South Africa Leaves Rates on Hold; Lowers Growth Forecasts

South African Reserve Bank left its key repo rate unchanged at 5.75 percent in May as widely expected, signaling a rate rise may occur soon due to inflationary pressures. Policymakers also lowered growth forecasts and hiked inflation ones.
South African Reserve Bank | Joana Taborda | 5/21/2015 2:58:21 PM
Excerpts from the statement issued by Lesetja Kganyago:

The challenges facing monetary policy have persisted, and, as expected, the downward trend in inflation which was mainly attributable to the impact of lower oil prices, has reversed. Headline inflation is expected to breach temporarily the upper end of the target range early next year, and thereafter remains uncomfortably close to the upper end of the target band for most of the forecast period. The upside risks have increased, mainly due to further possible electricity price increases. The exchange rate also continues to impart an upside risk to inflation as uncertainty regarding impending US monetary policy continues. Domestic demand, however, remains subdued while electricity constraints continue to weigh on output growth and general consumer and business confidence. 
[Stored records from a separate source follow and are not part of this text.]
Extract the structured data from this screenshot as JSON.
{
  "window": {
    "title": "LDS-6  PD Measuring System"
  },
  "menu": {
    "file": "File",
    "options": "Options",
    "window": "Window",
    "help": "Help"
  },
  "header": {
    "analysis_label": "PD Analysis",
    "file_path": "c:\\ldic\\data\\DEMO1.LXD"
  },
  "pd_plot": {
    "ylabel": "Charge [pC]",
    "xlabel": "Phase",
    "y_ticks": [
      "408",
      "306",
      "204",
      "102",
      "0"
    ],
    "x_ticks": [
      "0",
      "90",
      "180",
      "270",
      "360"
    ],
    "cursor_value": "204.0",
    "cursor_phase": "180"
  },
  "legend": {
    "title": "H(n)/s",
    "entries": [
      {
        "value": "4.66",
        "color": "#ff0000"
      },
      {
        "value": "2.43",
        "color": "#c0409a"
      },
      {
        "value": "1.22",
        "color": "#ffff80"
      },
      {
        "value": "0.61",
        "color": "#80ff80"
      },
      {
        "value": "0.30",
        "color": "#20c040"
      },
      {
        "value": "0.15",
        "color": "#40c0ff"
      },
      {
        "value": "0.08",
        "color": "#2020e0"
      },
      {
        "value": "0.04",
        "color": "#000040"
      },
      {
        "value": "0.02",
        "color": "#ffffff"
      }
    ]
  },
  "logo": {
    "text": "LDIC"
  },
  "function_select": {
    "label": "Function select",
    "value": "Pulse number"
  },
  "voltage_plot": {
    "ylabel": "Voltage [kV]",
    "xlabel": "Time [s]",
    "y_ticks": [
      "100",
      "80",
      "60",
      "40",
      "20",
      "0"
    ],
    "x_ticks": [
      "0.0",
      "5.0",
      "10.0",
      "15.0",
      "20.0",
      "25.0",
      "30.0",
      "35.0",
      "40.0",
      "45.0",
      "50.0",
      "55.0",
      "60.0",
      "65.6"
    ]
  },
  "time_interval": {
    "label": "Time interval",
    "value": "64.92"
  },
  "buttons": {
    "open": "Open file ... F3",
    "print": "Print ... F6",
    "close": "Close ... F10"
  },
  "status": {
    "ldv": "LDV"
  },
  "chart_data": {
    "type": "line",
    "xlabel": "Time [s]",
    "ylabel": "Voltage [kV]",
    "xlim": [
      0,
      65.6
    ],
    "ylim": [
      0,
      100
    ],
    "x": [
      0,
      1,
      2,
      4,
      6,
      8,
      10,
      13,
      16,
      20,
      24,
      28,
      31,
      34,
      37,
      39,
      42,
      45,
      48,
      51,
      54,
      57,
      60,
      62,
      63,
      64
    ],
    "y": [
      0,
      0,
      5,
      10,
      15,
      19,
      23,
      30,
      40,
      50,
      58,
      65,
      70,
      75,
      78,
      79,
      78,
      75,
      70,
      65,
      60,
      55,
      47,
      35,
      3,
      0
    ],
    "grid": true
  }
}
The inflation forecast of the Bank has changed since the previous meeting of the MPC. Inflation is now expected to average 4.9 percent in 2015, with a first quarter low of 4.1 percent. A temporary breach of the upper end of the inflation target band is still expected during the first quarter of 2016, to peak at 6.8 percent, and to decline to 6.0 percent by the second quarter of that year. An average inflation rate of 6.1 percent is forecast for the year. The forecast period has now been extended to the end of 2017, with an average inflation rate of 5.7 percent expected for the year, and 5.6 percent in the final quarter.

The rand therefore remains an upside risk to the inflation outlook, although the degree of upside risk is tempered somewhat by the continued relatively low level of pass-through to consumer price inflation. The Bank estimates that the actual passthrough could be about half of what is currently implied in the forecast model, but it is still uncertain as to whether this reflects a permanent change or a temporary phenomenon which can reverse rapidly.

The domestic growth outlook remains weak, amid continued electricity supply constraints and low and declining levels of business and consumer confidence. The Bank’s forecast for GDP growth is marginally down from the previous forecast: growth is expected to average 2.1 percent and 2.2 percent in 2015 and 2016, and to increase to 2.7 percent in 2017.

The MPC has decided to keep the repurchase rate unchanged at this meeting. Four members of the committee favoured an unchanged stance while two favoured a 25 basis point increase. The deteriorating inflation outlook suggests that this unchanged stance cannot be maintained indefinitely. The MPC will continue to closely monitor the evolution of inflation expectations and other factors that could undermine the longer term inflation outlook and stands ready to act when appropriate.